Today is Sunday and I am sitting at home thinking about my skating accident that happened 41 years ago, knowing that I have been blessed.
Crazy that so much time has passed by and when I reflect on all the turning points in my life, especially this one, I truly know that in tragedy there can be hidden gifts.
I learned so much at a young age about discipline, passion, dedication to craft.
There was joy on the ice, hopes, and dreams. There was community at the rink, the dance classes, in playing at the club with all my friends. We were rosy-cheeked, engaged children.
We had schedules, goals, and competitions to attend. I learned how to sew at 13 ... my mother was terrible at sewing, and so Mrs. Dick one of the ladies at the rink shared a skating outfit pattern with me and explained the basics of how to sew a skating dress.
I made friends with the sewing machine and began creating skating outfits for competition as well as carnival costumes for the Skating Club Shows at the end of the season.
I loved it and it was so fun for me to express the artistic idea of the skating program not only on the ice but to create outfits that expressed the skating program as well.
Not only did the outfit idea have to go with the program, I had to learn to create outfits that were practical ~
How do you get into it? Can you actually move in it? Would the seams rip?
I learned to test the garments before a competition or show program.
We looked at the lighting in the rinks to see if the colour of the outfit would remain the same. For instance, we considered if the rink was a " blue light rink " then the red fabric might come out looking a deeper burgundy ~
Who knew that many years later at age eighteen I would be struck down in a skating accident that would effectively end my career?

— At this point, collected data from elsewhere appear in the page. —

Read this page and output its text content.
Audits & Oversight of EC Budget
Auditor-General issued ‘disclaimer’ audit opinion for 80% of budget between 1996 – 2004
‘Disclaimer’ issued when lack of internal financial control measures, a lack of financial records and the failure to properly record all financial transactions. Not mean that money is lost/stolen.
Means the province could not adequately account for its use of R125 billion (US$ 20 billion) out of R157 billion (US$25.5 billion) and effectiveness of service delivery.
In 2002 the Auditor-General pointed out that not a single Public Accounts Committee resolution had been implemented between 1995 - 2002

Who knew that Fashion would be the way I continued to express my creativity and that sewing my skating outfits would fast-track my Fashion career?
Who knew that the Home Ec department in my academic school at BNSS would have talented teachers who taught us in the sewing classes to make patterns, learn all the handwork techniques taught in couture schools and how to make bound buttonholes, pick stitch zippers and hand roll silk hems?
I feel blessed to have had the life of a competitive figure skater and I remained friends with so many of my fellow rink rats as we used to call ourselves.
I feel blessed that my career in fashion took off... and I truly know that the discipline and determination that I learned in skating made all the difference.
I feel blessed that skating also taught me how to be my healthiest best. It prepared me for healing myself with exercise, good nutrition, and supplements. In later years, it was again this knowledge that was the basis of my healing from my near death experience 5 years ago.
Today I am reflecting with gratitude that while I felt that my beloved skating was taken away from me, that it also gave me all of the gifts that I needed to live a beautiful life.
May your life be filled with much joy and many blessings,
Cydney
xox
So sorry about that accident but happy it brought better things in your life,,life does go on after a tragedy , its how we bring ourselves back that makes all the difference.